Les attentes légitimes jouent un rôle important dans la résolution des différends hors de cour au niveau de l’efficacité.  La résolution des différends crée des attentes légitimes souvent encadrées par un protocole visant la coopération. Il faut mettre en vigueur les attentes des parties. Ce mécanisme ne semble pas être bien connu au Québec, probablement parce que sa source vient du common law. Pourtant, ce cousin de la fin de non-recevoir du droit civil québécois fait partie de la loi du Québec.

Rappelons brièvement l’essentiel de la doctrine et de la jurisprudence.

Les promesses sont à la base des attentes légitimes. Est-ce qu’on peut affirmer et mettre en vigueur des promesses en l’absence d’une considération? C’est le cas dans un protocole de coopération où chacune des parties promet d’accomplir certaines actions, l’une après l’autre et telles que prévues au protocole, pour atteindre le but de réaliser des gains pour chacune des parties, mais il n’y a pas nécessairement une considération pour chaque action. Il ne s’agit pas d’un marché négocié mais d’un arrangement pour arriver à certains buts.

Le célèbre juge Denning en 1947 dans l’affaire High Trees a répondu dans l’affirmative à la question. Si l’autre se fie à une promesse et agit de bonne foi sur la foi de la promesse et s’engage à son détriment, celui qui a fait la promesse est stoppé et ne peut invoquer l’absence de considération comme défense et le Tribunal peut émettre les ordonnances nécessaires pour que la promesse soit respectée intégralement. Ce jugement fait partie d’une nouvelle ère d’équité après la Deuxième Guerre mondiale.
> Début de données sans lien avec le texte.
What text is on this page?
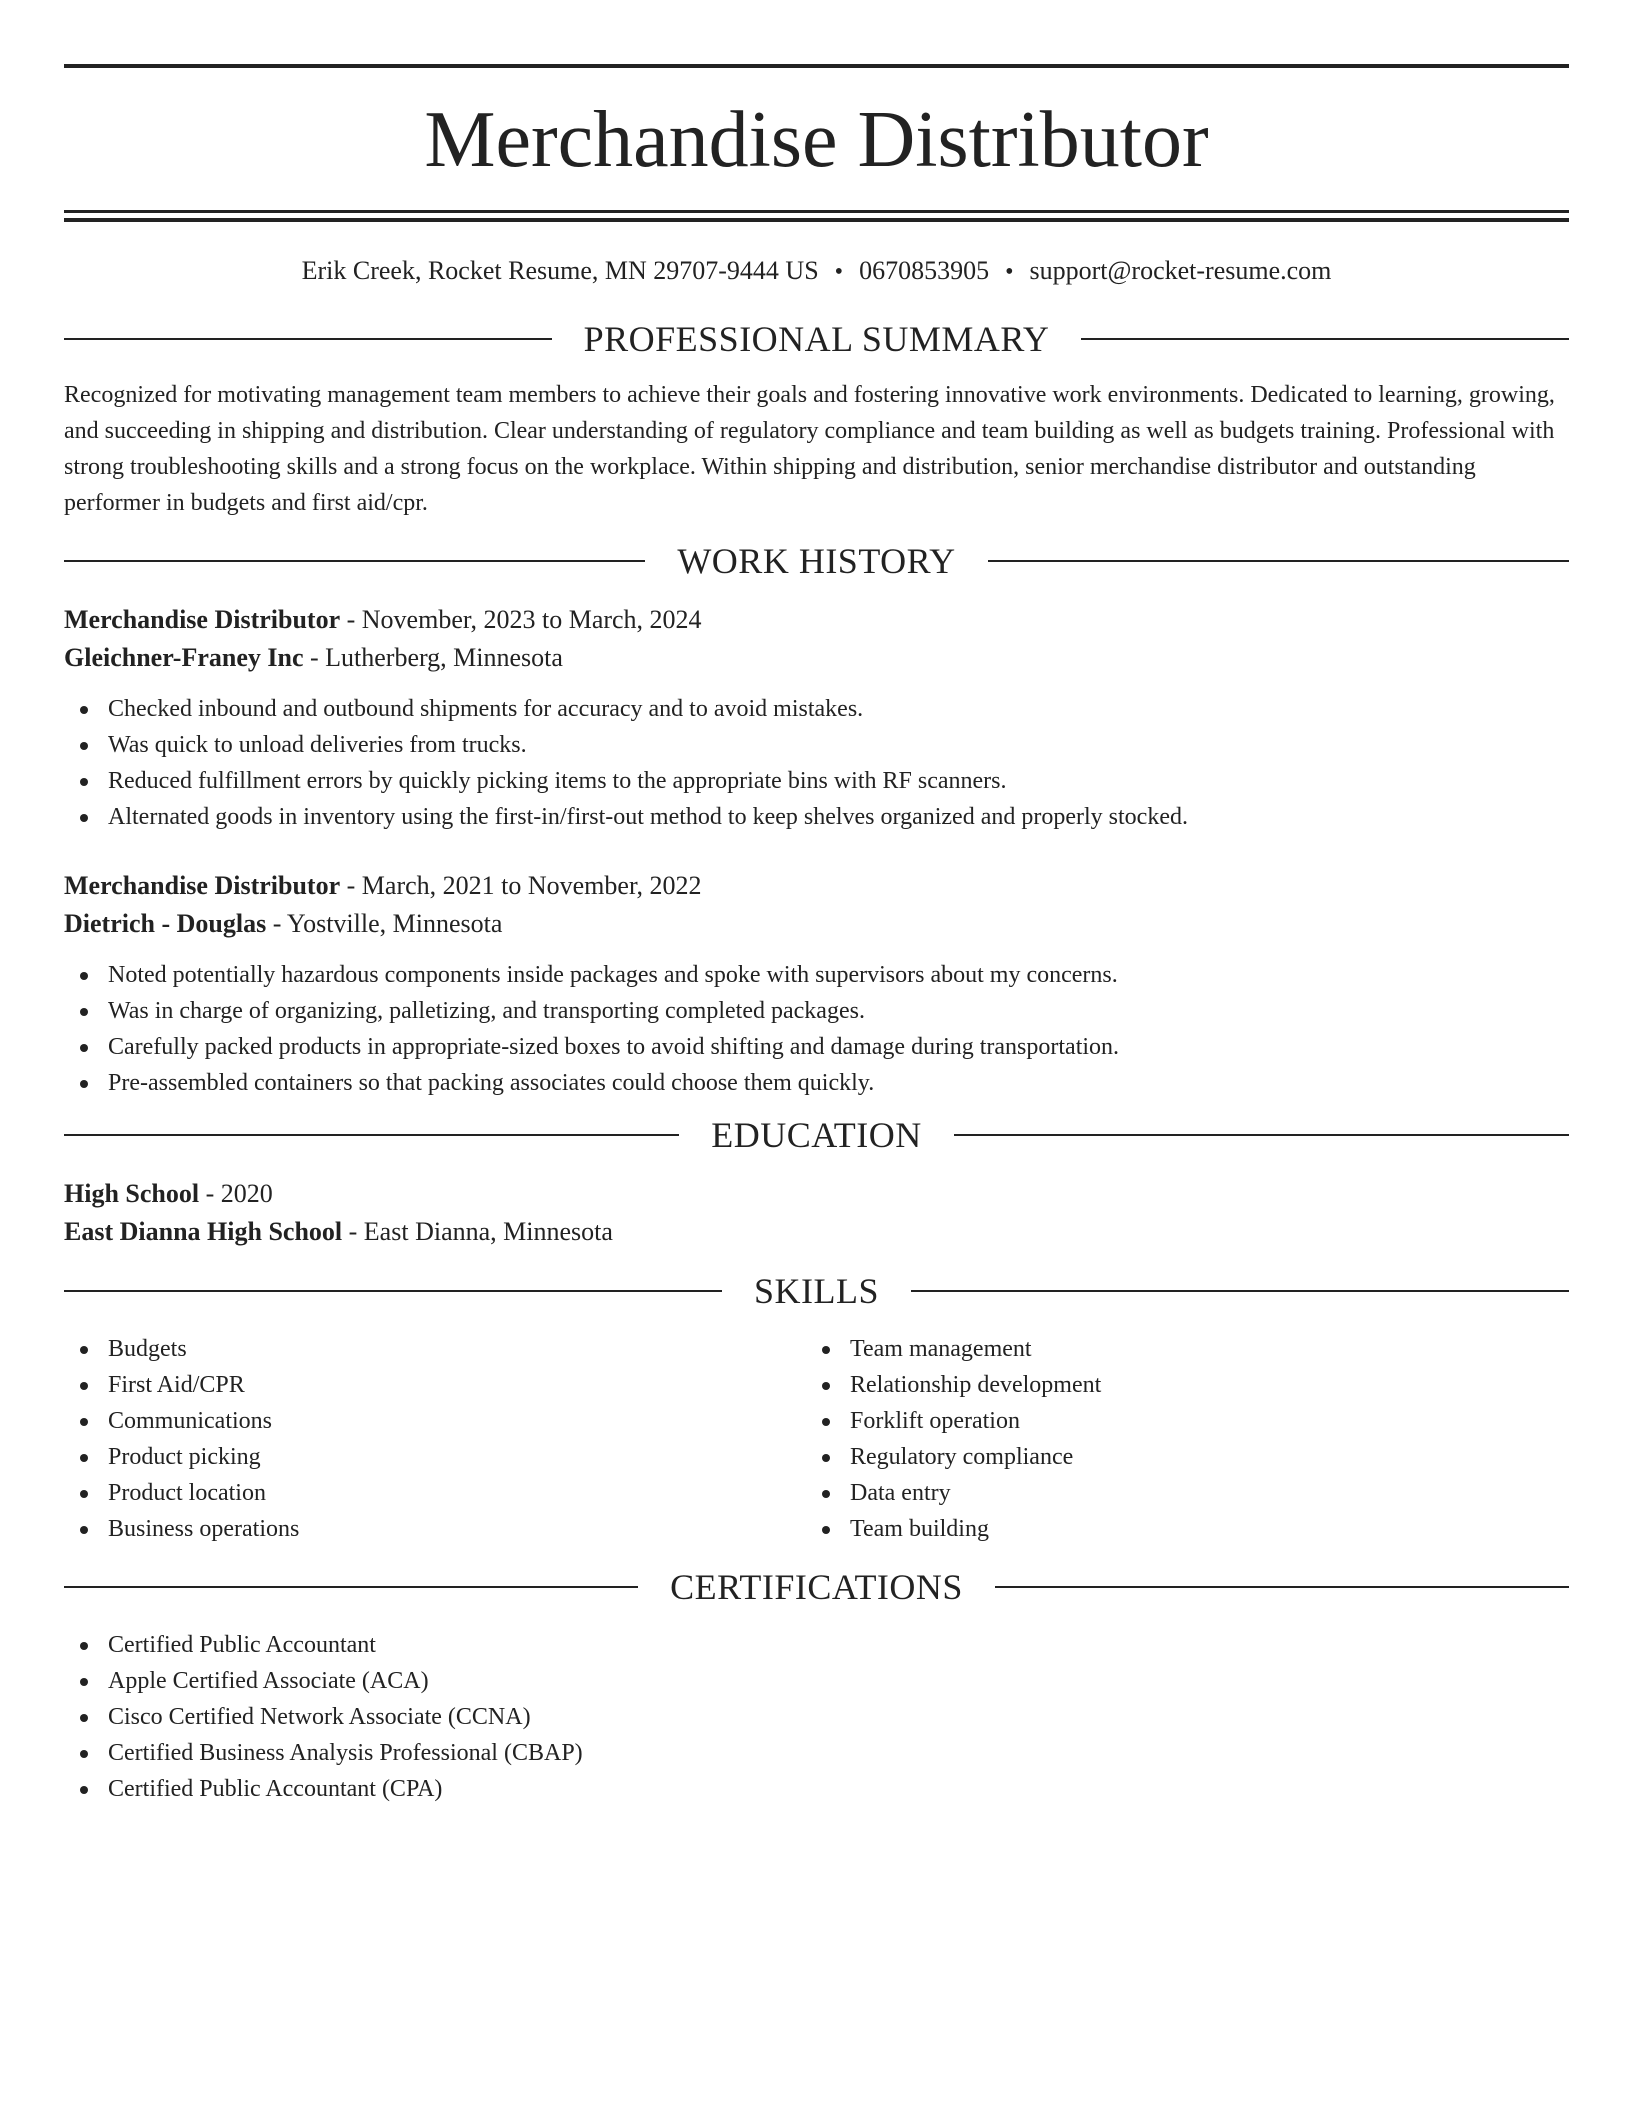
Merchandise Distributor
Erik Creek, Rocket Resume, MN 29707-9444 US • 0670853905 • support@rocket-resume.com
PROFESSIONAL SUMMARY

Recognized for motivating management team members to achieve their goals and fostering innovative work environments. Dedicated to learning, growing, and succeeding in shipping and distribution. Clear understanding of regulatory compliance and team building as well as budgets training. Professional with strong troubleshooting skills and a strong focus on the workplace. Within shipping and distribution, senior merchandise distributor and outstanding performer in budgets and first aid/cpr.

WORK HISTORY
Merchandise Distributor - November, 2023 to March, 2024
Gleichner-Franey Inc - Lutherberg, Minnesota
Checked inbound and outbound shipments for accuracy and to avoid mistakes.
Was quick to unload deliveries from trucks.
Reduced fulfillment errors by quickly picking items to the appropriate bins with RF scanners.
Alternated goods in inventory using the first-in/first-out method to keep shelves organized and properly stocked.
Merchandise Distributor - March, 2021 to November, 2022
Dietrich - Douglas - Yostville, Minnesota
Noted potentially hazardous components inside packages and spoke with supervisors about my concerns.
Was in charge of organizing, palletizing, and transporting completed packages.
Carefully packed products in appropriate-sized boxes to avoid shifting and damage during transportation.
Pre-assembled containers so that packing associates could choose them quickly.
EDUCATION
High School - 2020
East Dianna High School - East Dianna, Minnesota
SKILLS
Budgets
First Aid/CPR
Communications
Product picking
Product location
Business operations
Team management
Relationship development
Forklift operation
Regulatory compliance
Data entry
Team building
CERTIFICATIONS
Certified Public Accountant
Apple Certified Associate (ACA)
Cisco Certified Network Associate (CCNA)
Certified Business Analysis Professional (CBAP)
Certified Public Accountant (CPA)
En 1978, la doctrine High Trees fut appliquée au Québec par le juge en chef du Québec, l’honorable Jules Deschênes, dans l’affaire Le Bureau des écoles protestantes du Grand Montréal c. Le Procureur général de la province de Québec représentant Sa Majesté du chef de la province – et les mis-en-cause – Le Conseil scolaire de l’Île de Montréal, Le Procureur général de la Province du Québec représentant le ministre de l’Éducation, le Conseil du trésor, le lieutenant-gouverneur en conseil et Jean-Pierre Proulx en sa qualité de personne désignée par le ministre de l’Éducation en vertu de l’article 75 de la Charte de la langue française, dossier de la Cour supérieure numéro 500-05-012002-786.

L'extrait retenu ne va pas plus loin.